Journaling kann eine unglaublich aufschlussreiche Methode sein, um die Funktionsweise des Geistes zu verstehen. Es gibt viele Möglichkeiten, ein Tagebuch zu führen, egal ob Sie mit Eingabeaufforderungen arbeiten oder einfach einen „Bewusstseinsstrom“ schreiben, in dem alle Gedanken, die in den Geist eindringen, auf die Seite geschrieben werden. Das Tagebuch ‘Du wirst geliebt’ ist eine perfekte Option, wenn Sie daran arbeiten, die schädliche Stimme des inneren Kritikers zu überwinden. Ich persönlich habe mich lange gegen das Journaling gewehrt, aber in den letzten Jahren ist es ein fester Bestandteil meiner Selbstpflegepraxis geworden.

Wähle ein Mantra:

Das Wort “Mantra” übersetzt lose als “das, was den Geist lenkt”, aus den Wörtern “Manas”, was “Geist” bedeutet, und “tra”, ein Wurzelwort, das sich auf Reisen und Richtung bezieht.
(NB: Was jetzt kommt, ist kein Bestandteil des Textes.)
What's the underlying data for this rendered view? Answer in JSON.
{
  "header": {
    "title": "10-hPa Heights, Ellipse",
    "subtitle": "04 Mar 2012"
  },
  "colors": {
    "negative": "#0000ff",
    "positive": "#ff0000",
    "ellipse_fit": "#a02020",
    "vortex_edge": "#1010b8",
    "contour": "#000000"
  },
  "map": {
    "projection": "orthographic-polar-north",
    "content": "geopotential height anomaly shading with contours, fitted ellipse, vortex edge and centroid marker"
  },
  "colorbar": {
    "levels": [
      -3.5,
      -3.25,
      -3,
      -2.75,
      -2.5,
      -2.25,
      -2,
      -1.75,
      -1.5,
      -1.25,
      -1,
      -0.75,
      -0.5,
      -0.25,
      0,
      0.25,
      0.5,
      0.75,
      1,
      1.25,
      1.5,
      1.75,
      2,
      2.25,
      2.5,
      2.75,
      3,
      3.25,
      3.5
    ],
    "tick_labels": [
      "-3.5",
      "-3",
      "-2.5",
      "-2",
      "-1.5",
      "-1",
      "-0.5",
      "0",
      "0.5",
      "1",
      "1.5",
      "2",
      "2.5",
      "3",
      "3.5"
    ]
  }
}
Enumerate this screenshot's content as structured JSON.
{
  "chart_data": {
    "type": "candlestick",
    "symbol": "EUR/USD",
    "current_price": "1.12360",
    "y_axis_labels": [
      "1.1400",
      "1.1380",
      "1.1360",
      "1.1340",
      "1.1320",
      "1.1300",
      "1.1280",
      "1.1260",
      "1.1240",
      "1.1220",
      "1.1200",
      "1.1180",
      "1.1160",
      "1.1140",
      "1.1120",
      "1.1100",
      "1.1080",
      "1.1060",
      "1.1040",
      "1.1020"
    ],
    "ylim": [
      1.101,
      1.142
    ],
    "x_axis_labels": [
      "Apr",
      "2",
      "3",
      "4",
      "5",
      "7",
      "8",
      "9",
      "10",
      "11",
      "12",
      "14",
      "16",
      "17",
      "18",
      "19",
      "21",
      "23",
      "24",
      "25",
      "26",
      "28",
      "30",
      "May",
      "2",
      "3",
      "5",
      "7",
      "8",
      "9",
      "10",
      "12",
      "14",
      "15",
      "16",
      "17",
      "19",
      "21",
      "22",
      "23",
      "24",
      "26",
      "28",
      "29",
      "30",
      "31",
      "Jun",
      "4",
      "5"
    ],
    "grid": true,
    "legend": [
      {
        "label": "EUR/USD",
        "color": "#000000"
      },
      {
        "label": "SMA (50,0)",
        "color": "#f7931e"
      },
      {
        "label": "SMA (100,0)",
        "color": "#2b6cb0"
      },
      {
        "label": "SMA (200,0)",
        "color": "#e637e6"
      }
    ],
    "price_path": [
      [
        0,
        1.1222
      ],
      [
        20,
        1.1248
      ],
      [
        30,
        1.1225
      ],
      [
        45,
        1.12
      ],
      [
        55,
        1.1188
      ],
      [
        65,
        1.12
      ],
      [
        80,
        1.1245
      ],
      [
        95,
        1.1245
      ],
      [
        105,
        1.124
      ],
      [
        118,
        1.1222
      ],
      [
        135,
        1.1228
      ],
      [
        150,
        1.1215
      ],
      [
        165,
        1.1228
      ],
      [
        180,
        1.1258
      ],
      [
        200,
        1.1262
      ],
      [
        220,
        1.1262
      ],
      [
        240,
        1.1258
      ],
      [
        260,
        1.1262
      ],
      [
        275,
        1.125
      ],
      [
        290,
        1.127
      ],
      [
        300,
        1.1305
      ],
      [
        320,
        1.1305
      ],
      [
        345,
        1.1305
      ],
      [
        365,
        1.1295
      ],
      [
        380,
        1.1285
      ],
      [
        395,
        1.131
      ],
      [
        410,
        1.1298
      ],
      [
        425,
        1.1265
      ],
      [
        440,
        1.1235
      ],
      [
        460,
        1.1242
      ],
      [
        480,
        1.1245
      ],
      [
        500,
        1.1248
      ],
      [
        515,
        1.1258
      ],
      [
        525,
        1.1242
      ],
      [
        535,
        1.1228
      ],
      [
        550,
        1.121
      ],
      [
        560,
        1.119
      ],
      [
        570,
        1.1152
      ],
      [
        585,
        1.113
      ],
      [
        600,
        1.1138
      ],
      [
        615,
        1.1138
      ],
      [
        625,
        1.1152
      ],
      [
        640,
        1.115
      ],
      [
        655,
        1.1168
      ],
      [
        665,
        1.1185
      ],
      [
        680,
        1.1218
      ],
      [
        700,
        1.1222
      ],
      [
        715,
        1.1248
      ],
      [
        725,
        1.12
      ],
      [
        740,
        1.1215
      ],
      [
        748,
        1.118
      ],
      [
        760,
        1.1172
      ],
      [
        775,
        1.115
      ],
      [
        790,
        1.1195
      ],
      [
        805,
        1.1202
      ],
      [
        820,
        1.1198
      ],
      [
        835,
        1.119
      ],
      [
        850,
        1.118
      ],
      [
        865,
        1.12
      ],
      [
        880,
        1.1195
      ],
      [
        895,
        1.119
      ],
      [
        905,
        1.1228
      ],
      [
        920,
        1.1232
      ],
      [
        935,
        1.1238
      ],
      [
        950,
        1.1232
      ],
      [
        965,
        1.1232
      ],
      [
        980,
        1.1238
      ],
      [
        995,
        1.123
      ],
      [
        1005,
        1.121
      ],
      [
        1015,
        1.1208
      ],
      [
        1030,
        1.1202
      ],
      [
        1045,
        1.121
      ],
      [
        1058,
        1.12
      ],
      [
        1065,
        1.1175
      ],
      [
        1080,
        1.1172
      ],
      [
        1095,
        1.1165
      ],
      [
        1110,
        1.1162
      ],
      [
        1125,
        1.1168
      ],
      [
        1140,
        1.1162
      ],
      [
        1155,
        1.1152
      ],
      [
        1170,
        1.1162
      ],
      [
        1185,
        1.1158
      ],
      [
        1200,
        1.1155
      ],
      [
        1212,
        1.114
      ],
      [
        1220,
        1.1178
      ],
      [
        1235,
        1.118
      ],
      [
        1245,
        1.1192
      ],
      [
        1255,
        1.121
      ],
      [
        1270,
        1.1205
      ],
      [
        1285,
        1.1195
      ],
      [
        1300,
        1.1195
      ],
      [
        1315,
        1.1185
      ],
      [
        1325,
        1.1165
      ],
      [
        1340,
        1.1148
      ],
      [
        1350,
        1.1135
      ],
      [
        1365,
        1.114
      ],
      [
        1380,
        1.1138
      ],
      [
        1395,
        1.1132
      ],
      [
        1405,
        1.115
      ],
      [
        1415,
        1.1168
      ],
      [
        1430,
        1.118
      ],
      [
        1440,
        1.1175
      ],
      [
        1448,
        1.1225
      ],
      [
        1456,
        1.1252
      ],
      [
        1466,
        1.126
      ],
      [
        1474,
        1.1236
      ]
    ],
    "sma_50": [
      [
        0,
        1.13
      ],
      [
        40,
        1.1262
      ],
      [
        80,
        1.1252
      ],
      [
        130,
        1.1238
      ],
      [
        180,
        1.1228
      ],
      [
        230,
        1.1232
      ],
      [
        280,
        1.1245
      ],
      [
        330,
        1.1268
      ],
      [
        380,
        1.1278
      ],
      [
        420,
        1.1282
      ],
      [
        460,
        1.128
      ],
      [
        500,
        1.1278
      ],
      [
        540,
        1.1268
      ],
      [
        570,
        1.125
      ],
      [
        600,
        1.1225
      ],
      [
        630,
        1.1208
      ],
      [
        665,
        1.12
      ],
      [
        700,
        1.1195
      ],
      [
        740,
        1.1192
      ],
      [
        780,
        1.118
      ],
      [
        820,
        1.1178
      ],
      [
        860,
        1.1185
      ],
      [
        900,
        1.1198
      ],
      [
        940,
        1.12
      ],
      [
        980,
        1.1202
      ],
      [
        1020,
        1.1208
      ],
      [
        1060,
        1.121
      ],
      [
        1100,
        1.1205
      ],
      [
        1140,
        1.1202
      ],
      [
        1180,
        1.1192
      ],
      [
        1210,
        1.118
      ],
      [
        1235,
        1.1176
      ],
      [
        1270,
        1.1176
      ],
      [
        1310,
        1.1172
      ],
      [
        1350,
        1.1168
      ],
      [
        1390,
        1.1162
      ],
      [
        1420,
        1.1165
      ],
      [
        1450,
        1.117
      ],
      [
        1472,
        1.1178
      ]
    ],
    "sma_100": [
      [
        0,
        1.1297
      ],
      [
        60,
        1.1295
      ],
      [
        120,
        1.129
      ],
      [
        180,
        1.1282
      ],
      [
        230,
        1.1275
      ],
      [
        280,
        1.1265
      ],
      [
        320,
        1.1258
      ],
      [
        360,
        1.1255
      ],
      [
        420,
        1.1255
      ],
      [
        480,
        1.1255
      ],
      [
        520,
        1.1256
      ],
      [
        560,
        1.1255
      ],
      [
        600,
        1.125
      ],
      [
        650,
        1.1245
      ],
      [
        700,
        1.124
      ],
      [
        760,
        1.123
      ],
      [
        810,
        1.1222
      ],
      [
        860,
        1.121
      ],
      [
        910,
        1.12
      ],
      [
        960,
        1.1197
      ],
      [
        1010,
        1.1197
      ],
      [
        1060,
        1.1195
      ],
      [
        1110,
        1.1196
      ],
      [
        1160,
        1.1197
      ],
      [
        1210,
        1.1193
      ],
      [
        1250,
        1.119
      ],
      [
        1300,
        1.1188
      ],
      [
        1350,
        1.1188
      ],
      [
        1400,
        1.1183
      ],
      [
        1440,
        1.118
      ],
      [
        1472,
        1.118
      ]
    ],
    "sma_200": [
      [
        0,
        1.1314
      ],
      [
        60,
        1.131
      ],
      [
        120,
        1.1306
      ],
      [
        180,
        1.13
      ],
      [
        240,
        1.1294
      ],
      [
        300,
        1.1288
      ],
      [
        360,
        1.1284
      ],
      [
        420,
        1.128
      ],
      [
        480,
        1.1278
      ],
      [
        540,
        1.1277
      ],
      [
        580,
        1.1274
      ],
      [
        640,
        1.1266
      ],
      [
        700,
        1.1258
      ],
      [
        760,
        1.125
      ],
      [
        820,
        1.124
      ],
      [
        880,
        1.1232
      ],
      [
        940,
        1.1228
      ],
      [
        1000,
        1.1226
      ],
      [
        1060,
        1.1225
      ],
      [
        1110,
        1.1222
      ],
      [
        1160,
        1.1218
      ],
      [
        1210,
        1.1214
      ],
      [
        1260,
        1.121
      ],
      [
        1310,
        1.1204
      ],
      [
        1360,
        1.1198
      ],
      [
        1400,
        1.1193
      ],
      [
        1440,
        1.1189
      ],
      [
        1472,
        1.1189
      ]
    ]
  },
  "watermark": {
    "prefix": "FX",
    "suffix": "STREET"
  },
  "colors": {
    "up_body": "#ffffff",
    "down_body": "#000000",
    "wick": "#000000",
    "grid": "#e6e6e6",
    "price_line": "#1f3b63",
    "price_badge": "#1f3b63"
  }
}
Die Wörter, die wir verwenden, prägen sich tief in den Geist ein. Wenn Sie also bemerkt haben, dass der innere Kritiker bestimmte Sätze wie “Ich bin nicht gut genug” ausspricht, wählen Sie ein Mantra wie “Ich bin gut genug” oder “Ich schätze mich selbst”. Verwenden von eine Reihe von Mala-Perlen kann helfen, die Praxis meditativer zu machen und so tiefer in das Unterbewusstsein hineinzuarbeiten.

Sich ausruhen:

Das Hören auf den inneren Kritiker belastet das Nervensystem sehr, und es ist oft der innere Kritiker, der uns auch über unsere physischen und mentalen Grenzen hinaus treibt. Um Ihre Energie positiv zu lenken, verpflichten Sie sich, mehr auszuruhen und wiederherzustellen, was Ihrem Nervensystem eine dringend benötigte Pause gibt und den Geist neu startet. Eine Wiederherstellungspraxis, die sich auf das Öffnen des Herzens konzentriert, kann Wunder bewirken. Wählen Sie sanfte Backbends mit ein Polster für Unterstützung und Savasana mit ein Augenkissen für tiefe Ruhe.

Metta Bhavna Meditation:

Metta Bhavna ist die buddhistische Meditation „Liebevolle Güte“, die dazu beiträgt, Mitgefühl für andere und uns selbst zu entwickeln. Die Praxis beinhaltet das Senden von Gedanken an Liebe und Güte an diejenigen, die wir lieben, an diejenigen, die wir herausfordernd finden, an diejenigen, denen wir gleichgültig sind, und schließlich an uns selbst. Lesen Sie für einen tieferen Einblick in die Praxis diese Post.

Achtsamkeit bewahren:

Sei dir bewusst, wie deine Gedanken dein Leben weiterhin prägen. Bemerken Sie bestimmte Situationen, die den inneren Kritiker zum Sprechen bringen, oder bestimmte Muster des Selbstgesprächs, in denen Sie immer noch stecken bleiben? Wenn Sie Ihre Übungen zum Aufzeichnen, Meditieren, Ausruhen und Wiederholen eines hilfreichen Mantras fortsetzen, denken Sie daran, wie Ihre Gedanken im Laufe des restlichen Tages schwanken können, und lenken Sie die Energie Ihres Geistes dorthin Sie will es gehen. Denken Sie daran, es geht nicht darum, den inneren Kritiker zum Schweigen zu bringen, sondern darum, ihn mit Bedacht zu lenken.